Known per-vendor footguns:
- Anthropic: Opus 4.6 reliable cutoff is
2025-05, Sonnet 4.6 is 2025-08 — easy to swap. Claude 3.7 is 2024-10 (system card: trained through Nov 2024, knowledge cutoff end of Oct 2024). Cite system cards / the models overview, not the Help Center article (a living page that drops retired models — citation rot).
- xAI: docs.x.ai has one blanket sentence covering grok-3/grok-4; mini variants are not named there. Grok 4.20/4.3 have no official cutoff anywhere.
- OpenAI: per-model docs pages (developers.openai.com/api/docs/models/) state cutoffs explicitly, including snapshot differences (gpt-4-1106-preview
2023-04 vs gpt-4-0125-preview 2023-12).
family/generation derivation
Rule-based, no research needed: scripts/derive-family.ts holds the per-family regex rules. Traps already encoded there — keep them when extending:
- Date suffixes are not versions:
claude-sonnet-4-20250514 is generation claude-4, not claude-4.2.
- Size suffixes are not versions:
llama-3-8b → llama-3 (not llama-3.8); gemma-7b-it is gemma-1 (not gemma-7).
- Vendor spelling variants:
qwen2p5 = qwen2.5, llama-v3p1 = llama-3.1, ollama :NNb tags, Bedrock us./global./anthropic. prefixes.
claude-X.0 normalizes to claude-X.
- Fable/Mythos-class ids (
claude-fable-5) don't match the opus/sonnet/haiku regex — they are the Mythos class — family: 'claude-mythos', generation: 'mythos-5' (set manually; the launch page calls Fable 5 "the generally available Mythos-class model").
Repo-wide sweep workflow
- Extract ids:
bun .agents/skills/model-bank-metadata/scripts/extract-model-ids.ts → unique normalized chat-model ids (normalization = last path segment, lowercased). Non-chat types (image/video/embedding/tts) have no knowledge cutoff — skip them.
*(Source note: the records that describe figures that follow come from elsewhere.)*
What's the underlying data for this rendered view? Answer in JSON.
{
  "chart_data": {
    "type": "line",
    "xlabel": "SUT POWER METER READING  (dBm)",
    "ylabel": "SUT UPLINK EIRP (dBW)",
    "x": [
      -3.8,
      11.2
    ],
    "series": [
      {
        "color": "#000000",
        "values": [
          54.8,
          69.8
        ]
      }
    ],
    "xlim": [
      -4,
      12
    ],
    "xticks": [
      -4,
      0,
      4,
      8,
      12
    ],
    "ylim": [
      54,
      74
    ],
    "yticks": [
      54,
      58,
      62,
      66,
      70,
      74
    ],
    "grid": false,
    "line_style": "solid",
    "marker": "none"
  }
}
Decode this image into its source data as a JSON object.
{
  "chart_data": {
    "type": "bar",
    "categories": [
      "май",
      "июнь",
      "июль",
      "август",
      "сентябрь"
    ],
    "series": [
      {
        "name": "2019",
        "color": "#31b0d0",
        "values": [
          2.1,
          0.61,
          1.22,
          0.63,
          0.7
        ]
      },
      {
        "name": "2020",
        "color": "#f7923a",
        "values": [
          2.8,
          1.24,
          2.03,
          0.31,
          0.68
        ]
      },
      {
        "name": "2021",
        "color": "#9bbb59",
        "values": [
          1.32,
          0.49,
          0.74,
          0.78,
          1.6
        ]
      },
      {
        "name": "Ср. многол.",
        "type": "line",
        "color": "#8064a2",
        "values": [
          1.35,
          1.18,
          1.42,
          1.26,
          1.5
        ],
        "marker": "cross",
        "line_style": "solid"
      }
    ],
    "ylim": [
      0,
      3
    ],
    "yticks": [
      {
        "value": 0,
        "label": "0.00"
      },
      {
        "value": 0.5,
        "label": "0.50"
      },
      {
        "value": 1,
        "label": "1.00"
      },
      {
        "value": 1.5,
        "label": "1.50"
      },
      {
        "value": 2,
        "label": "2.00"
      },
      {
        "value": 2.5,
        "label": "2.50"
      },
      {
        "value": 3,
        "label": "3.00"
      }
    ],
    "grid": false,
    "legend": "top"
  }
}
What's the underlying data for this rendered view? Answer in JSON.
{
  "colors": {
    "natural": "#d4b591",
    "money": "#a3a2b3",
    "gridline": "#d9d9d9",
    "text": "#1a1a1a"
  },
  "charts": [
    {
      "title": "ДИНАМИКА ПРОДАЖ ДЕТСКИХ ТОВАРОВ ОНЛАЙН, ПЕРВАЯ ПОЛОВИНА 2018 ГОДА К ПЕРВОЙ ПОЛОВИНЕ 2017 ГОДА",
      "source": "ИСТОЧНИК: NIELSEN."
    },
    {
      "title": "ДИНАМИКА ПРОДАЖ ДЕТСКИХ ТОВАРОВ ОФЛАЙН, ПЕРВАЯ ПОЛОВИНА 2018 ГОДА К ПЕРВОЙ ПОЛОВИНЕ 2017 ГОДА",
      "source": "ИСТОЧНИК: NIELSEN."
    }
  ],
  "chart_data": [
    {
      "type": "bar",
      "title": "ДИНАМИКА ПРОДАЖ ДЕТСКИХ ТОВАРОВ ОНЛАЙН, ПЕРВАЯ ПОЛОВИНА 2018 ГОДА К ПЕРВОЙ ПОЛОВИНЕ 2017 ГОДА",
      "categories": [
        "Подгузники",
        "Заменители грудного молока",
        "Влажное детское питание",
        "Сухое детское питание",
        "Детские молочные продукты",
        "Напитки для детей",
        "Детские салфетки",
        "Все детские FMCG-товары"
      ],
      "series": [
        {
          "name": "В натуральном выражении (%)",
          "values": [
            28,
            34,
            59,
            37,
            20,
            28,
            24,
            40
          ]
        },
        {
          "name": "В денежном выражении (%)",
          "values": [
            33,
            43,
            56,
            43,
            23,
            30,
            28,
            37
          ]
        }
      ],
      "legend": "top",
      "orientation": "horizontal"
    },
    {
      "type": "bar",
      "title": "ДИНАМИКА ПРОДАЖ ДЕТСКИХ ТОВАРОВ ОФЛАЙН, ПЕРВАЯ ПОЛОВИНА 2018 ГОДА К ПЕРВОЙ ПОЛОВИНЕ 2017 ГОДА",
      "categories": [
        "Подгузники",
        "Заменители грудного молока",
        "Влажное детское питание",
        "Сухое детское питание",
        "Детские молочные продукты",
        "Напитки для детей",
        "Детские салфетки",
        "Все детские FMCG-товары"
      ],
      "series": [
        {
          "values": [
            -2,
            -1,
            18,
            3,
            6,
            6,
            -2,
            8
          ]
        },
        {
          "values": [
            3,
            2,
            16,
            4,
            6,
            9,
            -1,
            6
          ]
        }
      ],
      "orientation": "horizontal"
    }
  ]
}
- Research (multi-agent): chunk ids by family (≤50 per chunk) and fan out one research agent per chunk (Workflow tool), each returning
{id, cutoff, source} with the sourcing rules above baked into the prompt, plus one adversarial verify agent per chunk that re-fetches cited sources and refutes unsupported claims. The verify pass is load-bearing: it caught the Cohere aggregator copy-paste and the AWS launch-date conflation.
- Policy filter: before applying, drop entries whose only source is a rejected category (check the returned
sources map — e.g. drop everything sourced to aws.amazon.com).
- Apply:
bun scripts/apply-cutoffs.ts <map.json> and bun scripts/apply-family.ts <map.json> (run from repo root). Both are idempotent codemods keyed on normalized id — aggregator providers get the same values automatically; entries that already have the field are skipped. They rely on the uniform prettier formatting of the data files (entries start { / end },, fields at 4-space indent).
- Verify:
cd packages/model-bank && bunx vitest run src/aiModels/__tests__/index.test.ts && bunx tsc --noEmit.
Maintenance rules
- New model PRs should fill all three fields inline, citing the official source in the PR body (see the Anthropic entries in
anthropic.ts for reference values).
- After resolving merge conflicts in model-bank data files, sanity-check that metadata didn't vanish:
git grep -c knowledgeCutoff -- 'packages/model-bank/src/aiModels/*.ts' before vs after. A three-way stack of model PRs once silently dropped all 10 Anthropic cutoffs during conflict resolution.
- Dirty ids exist in aggregator data (a sambanova id once carried a trailing tab). The codemods match ids verbatim — if a map key won't apply, check for invisible characters before assuming the model is missing.